By Krystle Chow
Coco was walking around the intersection of Somerset and Preston streets when two men said “hello” to her in what she considered to be a creepy manner.
She ignored them, but they stopped her again later that day and tried to convince her to have a drink with them.
A few days after the first incident, they approached her again. She yelled back and called the police, but she was still left feeling powerless.
Coco’s story, as told on her blog, is not a unique one.
In an interview, she asked not to have her real name published — Coco is the name she uses in her blog – for fear of “attracting the wrath of psychos.”
Coco has become part of a new movement of people who use online journals or blogs to discuss and fight what is called “street harassment.”
“I wanted to empower myself,” she says. “I think the blog is a great tool to fight back against harassment.”
Street harassment happens in public places when a person makes someone feel threatened, either verbally or through their body language, as the harassed person is in transit within that public area, says Elsy David, program director of Women’s Initiatives for Safer Environments.
Groups like the Women’s Initiative for Safer Environments say an action can be considered harassment as soon as a person is given unwanted attention and is made to feel unsafe.
But the definition of criminal harassment is highly subjective, making it hard for victims to bring the matter forward.
Street harassment does not exist in the criminal code, and is lumped together with the various other kinds of harassment, such as workplace harassment or phone harassment, says Staff Sgt.
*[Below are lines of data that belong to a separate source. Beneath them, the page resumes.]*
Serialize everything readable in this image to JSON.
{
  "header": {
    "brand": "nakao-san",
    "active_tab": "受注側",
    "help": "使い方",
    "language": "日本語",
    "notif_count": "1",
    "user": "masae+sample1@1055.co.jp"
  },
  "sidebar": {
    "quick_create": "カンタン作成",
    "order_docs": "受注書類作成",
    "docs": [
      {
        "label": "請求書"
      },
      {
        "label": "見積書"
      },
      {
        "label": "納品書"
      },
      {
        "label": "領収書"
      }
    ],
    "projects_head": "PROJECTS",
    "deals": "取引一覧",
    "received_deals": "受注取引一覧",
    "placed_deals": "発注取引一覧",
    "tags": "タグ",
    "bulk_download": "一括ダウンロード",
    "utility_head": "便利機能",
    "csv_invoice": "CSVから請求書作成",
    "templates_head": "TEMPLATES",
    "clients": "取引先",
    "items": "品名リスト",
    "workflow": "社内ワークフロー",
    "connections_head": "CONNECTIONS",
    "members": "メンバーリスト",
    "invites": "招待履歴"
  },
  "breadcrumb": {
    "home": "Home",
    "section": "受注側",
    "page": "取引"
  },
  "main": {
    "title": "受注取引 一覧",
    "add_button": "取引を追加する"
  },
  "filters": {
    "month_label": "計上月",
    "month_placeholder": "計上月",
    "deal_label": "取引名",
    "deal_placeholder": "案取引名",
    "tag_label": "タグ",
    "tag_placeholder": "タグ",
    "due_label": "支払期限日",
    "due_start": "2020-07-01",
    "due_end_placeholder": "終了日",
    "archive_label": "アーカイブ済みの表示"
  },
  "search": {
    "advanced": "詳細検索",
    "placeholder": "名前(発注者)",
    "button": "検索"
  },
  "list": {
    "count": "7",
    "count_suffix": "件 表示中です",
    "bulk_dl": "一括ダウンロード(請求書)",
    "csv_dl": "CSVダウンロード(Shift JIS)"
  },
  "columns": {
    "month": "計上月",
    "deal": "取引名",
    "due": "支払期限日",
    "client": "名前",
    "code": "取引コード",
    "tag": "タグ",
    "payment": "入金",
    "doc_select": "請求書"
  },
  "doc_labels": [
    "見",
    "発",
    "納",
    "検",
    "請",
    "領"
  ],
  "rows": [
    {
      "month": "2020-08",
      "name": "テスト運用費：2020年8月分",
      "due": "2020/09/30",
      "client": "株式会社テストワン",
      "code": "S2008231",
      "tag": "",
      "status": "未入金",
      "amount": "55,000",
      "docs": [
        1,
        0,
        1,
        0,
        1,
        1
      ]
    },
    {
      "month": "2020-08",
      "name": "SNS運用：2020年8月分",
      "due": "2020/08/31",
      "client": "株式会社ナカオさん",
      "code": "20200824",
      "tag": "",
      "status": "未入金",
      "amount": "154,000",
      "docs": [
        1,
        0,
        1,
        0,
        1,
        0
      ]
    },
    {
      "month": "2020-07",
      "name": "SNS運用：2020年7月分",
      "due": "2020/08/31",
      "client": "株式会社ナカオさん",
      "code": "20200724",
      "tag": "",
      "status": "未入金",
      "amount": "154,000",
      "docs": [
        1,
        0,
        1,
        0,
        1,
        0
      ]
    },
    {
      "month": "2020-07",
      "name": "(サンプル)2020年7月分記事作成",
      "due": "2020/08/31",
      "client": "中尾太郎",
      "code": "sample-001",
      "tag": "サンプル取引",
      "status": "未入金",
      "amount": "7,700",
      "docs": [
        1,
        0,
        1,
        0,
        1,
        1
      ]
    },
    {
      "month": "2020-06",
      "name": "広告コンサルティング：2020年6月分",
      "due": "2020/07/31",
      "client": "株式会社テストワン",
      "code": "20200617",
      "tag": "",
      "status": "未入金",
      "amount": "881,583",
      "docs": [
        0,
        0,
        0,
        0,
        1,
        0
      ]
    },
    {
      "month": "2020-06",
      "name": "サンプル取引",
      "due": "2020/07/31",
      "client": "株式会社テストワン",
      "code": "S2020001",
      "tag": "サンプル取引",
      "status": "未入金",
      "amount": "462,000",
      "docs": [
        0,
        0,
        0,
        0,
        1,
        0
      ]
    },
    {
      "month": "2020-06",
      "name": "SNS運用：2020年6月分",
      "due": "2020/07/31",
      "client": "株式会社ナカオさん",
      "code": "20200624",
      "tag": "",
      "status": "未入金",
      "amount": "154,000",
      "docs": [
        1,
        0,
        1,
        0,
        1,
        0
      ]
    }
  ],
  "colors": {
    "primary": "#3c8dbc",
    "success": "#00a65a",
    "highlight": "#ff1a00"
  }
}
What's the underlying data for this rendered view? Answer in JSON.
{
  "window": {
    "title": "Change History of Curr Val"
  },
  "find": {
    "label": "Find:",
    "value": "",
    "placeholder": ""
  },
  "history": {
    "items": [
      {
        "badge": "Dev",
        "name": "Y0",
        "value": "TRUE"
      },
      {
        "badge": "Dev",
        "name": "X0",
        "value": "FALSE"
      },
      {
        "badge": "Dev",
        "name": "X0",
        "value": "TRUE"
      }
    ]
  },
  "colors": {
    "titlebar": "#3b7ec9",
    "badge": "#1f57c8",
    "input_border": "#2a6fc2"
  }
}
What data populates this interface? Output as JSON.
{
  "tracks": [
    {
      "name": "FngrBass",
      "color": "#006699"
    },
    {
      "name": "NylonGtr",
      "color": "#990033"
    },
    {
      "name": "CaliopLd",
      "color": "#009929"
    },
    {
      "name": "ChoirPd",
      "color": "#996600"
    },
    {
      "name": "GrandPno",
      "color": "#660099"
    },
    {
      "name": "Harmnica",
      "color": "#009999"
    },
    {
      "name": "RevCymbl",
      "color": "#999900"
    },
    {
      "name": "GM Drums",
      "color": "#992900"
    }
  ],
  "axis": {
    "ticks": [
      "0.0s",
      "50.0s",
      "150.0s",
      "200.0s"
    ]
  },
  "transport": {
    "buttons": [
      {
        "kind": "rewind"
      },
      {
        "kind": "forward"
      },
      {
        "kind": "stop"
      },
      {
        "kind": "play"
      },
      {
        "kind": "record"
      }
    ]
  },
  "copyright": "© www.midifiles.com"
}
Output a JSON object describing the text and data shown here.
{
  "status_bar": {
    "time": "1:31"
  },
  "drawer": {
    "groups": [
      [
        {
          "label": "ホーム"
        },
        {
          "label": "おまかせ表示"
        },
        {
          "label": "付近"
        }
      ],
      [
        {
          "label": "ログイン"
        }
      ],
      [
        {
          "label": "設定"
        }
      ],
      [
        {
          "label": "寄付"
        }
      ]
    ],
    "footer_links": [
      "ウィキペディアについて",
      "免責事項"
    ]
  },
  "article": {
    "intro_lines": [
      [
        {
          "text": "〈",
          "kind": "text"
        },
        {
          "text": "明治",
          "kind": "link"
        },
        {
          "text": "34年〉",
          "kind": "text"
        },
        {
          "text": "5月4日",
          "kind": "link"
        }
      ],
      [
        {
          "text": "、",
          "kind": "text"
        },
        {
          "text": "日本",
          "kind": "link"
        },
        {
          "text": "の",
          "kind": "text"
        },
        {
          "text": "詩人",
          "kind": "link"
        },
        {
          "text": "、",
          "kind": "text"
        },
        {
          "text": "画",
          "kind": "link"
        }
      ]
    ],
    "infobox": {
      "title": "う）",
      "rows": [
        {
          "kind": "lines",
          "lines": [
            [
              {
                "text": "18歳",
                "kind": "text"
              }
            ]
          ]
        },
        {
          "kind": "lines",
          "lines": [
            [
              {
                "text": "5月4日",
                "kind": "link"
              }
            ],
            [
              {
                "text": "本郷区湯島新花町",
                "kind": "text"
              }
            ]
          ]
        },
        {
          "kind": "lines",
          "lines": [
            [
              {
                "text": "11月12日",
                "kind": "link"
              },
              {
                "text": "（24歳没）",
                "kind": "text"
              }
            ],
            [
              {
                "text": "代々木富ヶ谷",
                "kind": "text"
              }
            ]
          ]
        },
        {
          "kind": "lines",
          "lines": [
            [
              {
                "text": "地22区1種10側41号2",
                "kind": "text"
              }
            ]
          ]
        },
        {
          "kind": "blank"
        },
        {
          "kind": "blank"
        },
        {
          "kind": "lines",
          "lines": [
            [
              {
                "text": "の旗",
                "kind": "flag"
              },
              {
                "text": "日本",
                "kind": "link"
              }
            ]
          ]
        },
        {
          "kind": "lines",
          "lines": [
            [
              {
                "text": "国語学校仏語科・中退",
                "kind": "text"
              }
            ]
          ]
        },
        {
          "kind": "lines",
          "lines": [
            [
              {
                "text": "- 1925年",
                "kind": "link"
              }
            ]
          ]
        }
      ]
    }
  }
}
Monique Ackland of the Ottawa Police.
Coco says she contacted the police after the second incident, but was told there was nothing they could do because the men did not follow her home or behave in an overtly threatening manner.
However, she maintains it was harassment, adding that she feels offended that men can freely accost women in the streets.
“It’s not just ‘hello’ in their minds,” she says. “It could be ‘nice ass,’ but they’re hiding it in ‘hello.’”
Coco’s research led her to two other blogs in New York City and India, where women deal with harassment by taking photographs of the offending individuals and posting them in the blog.
She says the blogs prompted her to start her own as a way of fighting street harassment and venting her feelings.
Jessica Carfagnini, public education co-ordinator at the Sexual Assault Support Centre of Ottawa, says blogs are valuable because people can now bear witness to a crime which often goes unreported.
“Picture a woman at the water cooler talking about her experiences, with people going ‘how terrible, it’s happened to me too,’” says Carfagnini, who also blogs about her own experiences with harassment. “It’s about sharing experiences… and validating other women so they know they’re not alone.”
She says the challenge with street harassment is it’s often done by a stranger, and a single person could be harassed by many different people, which makes it difficult to report.
“The vast majority of women will say yes if you ask them if they’ve been hooted or hollered at,” she says. “We just get used to it, and may downplay the fear.”
Ackland says Coco’s case was definitely not a case of criminal harassment, and emphasizes how difficult it is to define harassment in many cases.
“If I come by your house every day and say hello and you don’t like it, I’m not a criminal, I’m just stupid,” she says.
Ackland says harassment can be defined as repeated actions and words which are not necessarily threatening, but are unwelcome nonetheless.
However, criminal harassment is evaluated case by case and is too open for interpretation to be explained in a hypothetical situation.
As there are limited avenues for dealing with street harassment, women’s groups agree blogs could be a good way for victims to voice their anger and embarrassment.
“Keeping a journal is a good idea as victims can use it to start keeping a paper trail of the harasser’s description and so on,” says David.
Since she started the blog, Coco says she isn’t angry any more and doesn’t have the time to run the blog on her own.
But she says she hopes community groups will step forward to help her run it in the continuing fight against street harassment, and victims will submit photos and stories about their experiences.
“If this idea is broadcast, it could attract the attention of people who have been harassed,” she says. “We can then self-police, and start a community blog, a village, to tell stories and reach people.”